With the start of NHL season and the resumption of Vegas Golden Knights action, Pizzella thought some Canadian customers, who have been shunning Sin City, might return. He also cited anecdotal evidence that operators were attempting to better their image via value propositions.
Even so, two of the three major operators saw their third-quarter cash-flow projections slump in Pizzella’s view. The lone exception was Wynn Resorts, unchanged at $194.9 million.
Less fortunate were MGM Resorts International and Caesars Entertainment. The latter’s third-quarter number was revised downward to $423.4 million from $428.1 million, while MGM’s projection declined from $649.9 million to $633.1 million.
“Overall, while Las Vegas trends are currently the relatively weakest across gaming, we do believe that has been largely reflected in the recent valuations,” Pizzella resumed.
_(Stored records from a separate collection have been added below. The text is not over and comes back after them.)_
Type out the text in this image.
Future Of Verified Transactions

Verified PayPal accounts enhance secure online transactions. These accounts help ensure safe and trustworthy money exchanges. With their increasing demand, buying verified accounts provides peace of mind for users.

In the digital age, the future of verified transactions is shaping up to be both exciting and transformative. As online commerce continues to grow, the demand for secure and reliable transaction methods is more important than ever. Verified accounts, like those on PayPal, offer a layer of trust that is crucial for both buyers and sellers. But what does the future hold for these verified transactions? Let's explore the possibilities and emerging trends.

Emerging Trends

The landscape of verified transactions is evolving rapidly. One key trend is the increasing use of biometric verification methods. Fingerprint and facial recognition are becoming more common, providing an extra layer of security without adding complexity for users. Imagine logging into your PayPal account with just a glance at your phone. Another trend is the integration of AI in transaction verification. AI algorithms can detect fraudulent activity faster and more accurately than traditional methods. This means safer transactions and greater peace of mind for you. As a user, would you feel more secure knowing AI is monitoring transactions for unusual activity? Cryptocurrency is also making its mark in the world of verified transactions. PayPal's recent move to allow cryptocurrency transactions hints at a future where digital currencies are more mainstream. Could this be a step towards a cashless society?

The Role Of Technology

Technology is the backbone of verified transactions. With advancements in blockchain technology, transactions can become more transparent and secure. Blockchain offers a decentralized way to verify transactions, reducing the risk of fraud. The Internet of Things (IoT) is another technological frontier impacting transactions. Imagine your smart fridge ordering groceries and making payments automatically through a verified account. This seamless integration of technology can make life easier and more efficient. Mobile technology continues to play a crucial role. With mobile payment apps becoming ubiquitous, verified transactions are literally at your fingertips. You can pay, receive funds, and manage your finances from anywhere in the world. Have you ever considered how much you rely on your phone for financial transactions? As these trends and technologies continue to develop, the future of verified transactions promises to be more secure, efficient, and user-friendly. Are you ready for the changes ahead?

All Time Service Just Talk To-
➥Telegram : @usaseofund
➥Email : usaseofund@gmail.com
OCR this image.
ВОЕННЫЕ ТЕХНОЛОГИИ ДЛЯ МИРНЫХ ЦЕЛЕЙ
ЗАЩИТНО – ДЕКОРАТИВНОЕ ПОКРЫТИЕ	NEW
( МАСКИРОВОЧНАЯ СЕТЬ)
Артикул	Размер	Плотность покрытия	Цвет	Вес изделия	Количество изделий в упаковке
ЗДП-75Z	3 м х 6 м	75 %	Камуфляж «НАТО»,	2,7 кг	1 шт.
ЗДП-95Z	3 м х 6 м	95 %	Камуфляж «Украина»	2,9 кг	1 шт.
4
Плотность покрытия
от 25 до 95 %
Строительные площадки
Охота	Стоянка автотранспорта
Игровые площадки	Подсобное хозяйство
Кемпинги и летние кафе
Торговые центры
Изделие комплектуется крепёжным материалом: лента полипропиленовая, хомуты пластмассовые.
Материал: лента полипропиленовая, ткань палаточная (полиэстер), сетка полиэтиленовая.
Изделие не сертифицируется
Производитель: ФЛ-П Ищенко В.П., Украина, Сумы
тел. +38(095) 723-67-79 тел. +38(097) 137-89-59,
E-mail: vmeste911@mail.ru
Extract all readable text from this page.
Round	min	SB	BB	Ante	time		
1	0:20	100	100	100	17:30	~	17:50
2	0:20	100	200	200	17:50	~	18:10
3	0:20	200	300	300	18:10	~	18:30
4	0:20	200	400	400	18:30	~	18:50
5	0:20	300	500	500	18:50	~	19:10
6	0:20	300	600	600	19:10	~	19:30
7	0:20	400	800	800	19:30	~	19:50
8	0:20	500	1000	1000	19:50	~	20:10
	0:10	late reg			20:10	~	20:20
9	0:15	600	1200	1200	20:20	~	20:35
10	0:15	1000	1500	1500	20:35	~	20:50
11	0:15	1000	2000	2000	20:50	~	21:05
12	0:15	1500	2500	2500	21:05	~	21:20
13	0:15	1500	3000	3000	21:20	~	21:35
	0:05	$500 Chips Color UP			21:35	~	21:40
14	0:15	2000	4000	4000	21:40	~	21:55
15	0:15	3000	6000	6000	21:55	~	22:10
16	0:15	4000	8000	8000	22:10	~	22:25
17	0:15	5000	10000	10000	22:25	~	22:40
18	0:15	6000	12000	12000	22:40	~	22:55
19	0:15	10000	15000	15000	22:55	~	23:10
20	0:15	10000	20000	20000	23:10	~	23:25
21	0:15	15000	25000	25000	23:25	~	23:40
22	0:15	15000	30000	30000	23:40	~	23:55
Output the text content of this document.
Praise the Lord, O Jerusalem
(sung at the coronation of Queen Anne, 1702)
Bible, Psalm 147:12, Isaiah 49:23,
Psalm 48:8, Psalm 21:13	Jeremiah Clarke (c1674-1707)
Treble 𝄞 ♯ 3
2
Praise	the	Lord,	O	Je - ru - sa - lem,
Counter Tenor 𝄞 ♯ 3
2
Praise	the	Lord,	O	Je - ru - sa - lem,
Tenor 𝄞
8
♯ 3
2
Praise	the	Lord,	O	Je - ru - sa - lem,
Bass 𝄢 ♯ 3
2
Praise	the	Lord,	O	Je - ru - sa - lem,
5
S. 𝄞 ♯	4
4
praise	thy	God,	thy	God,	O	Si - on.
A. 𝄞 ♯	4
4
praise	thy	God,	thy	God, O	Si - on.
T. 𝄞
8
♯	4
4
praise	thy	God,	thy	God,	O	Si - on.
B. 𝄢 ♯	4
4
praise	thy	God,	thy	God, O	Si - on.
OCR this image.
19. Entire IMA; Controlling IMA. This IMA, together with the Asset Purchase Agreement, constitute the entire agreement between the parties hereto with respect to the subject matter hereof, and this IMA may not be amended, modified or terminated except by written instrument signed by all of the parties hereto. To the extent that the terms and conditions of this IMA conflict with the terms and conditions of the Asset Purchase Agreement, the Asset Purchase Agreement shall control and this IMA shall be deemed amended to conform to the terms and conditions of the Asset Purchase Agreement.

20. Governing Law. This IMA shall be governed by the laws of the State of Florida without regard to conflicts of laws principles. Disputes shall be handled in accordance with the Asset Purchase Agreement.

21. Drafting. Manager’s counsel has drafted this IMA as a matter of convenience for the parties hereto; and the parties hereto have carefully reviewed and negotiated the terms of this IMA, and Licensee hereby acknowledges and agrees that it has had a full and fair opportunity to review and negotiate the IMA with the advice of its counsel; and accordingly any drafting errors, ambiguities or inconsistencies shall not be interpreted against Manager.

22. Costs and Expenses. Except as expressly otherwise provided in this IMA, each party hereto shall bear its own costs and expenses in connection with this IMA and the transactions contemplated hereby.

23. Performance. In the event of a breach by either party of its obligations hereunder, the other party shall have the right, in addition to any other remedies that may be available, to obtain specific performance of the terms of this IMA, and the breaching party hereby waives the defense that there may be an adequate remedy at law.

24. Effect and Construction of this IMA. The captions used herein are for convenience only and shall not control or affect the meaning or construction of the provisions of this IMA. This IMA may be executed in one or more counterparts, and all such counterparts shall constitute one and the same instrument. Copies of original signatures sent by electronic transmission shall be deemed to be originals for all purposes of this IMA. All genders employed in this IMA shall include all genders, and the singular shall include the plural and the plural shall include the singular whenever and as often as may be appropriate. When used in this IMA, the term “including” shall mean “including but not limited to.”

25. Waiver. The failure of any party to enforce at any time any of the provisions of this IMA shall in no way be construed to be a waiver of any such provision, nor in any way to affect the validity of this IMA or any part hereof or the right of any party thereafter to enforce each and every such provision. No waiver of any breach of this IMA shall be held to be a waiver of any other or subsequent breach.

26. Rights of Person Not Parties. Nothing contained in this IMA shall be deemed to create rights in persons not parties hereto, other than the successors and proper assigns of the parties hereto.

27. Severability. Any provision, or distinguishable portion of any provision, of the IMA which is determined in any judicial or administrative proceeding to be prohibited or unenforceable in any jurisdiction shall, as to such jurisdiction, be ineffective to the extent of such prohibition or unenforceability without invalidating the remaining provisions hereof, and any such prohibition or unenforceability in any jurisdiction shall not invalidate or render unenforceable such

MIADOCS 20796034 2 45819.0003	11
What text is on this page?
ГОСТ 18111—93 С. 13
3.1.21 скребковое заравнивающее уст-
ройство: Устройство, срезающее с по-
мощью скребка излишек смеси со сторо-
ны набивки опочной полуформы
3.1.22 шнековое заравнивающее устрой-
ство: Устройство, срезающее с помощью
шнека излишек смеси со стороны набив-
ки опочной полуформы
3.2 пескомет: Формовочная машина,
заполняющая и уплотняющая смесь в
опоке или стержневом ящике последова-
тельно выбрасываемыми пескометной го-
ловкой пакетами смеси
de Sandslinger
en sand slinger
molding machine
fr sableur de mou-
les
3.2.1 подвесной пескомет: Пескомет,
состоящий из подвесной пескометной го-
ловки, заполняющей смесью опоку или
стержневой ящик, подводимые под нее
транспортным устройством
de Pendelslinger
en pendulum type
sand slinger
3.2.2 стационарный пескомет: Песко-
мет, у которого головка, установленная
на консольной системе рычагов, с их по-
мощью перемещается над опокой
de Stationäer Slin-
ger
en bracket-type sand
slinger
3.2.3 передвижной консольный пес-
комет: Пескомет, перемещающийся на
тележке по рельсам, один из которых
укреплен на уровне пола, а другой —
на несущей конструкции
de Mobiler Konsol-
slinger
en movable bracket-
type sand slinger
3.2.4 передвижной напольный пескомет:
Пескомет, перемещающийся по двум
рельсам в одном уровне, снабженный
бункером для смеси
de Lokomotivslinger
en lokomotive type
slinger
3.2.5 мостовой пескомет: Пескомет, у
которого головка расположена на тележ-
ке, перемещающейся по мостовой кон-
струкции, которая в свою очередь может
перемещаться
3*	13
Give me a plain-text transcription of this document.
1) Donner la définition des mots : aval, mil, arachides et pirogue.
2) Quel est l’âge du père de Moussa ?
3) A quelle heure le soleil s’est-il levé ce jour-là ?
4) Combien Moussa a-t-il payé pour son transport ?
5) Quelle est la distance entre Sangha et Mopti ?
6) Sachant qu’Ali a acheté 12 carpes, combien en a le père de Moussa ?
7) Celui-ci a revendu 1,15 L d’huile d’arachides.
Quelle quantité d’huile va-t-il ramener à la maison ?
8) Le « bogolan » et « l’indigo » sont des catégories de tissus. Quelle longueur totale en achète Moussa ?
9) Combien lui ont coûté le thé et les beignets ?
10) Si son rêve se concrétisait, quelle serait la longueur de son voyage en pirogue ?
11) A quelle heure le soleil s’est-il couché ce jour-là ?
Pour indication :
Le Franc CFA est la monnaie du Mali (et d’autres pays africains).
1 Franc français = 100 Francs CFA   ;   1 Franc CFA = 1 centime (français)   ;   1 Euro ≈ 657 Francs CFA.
He stuck with a Buy rating on Caesars, saying that strong regional performance made for an attractive risk/reward scenario.
On the subject of regional play, Pizzella found it still robust. He cited “consumers continuing to prioritize local drive-to casinos … equity markets stabilizing, and … still relatively easy comparisons.”
July saw regional grosses improve two percent and August so far was 3.6 percent ahead of 2024. “We would expect the momentum to continue into September, given the easy relative comparison, partially due to weather, before trends start to normalize, with comparisons beginning to stiffen in the fourth quarter,” Pizzella forecast.
Using Pennsylvania and Ohio as a microcosm, Pizzella saw an uptick in promotional activity, led by Caesars. Also increasing promos was Penn Entertainment, but not Boyd Gaming, which opted “to leverage product quality in lieu of promotional competition.” Still, the prevailing promotional climate was described as rational.
The one regional disappointment appeared to be MGM, as Pizzella shaved its cash-flow projection from $298.4 million to $290.6 million. Penn remained almost flat, going from $476.2 million to $476.4 million.
Positive regional performance was seen from Caesars, whose cash-flow forecast went from $496.1 million to $498.1 million. Likewise Boyd, climbing from $192.6 million to $197.3 million in the third quarter.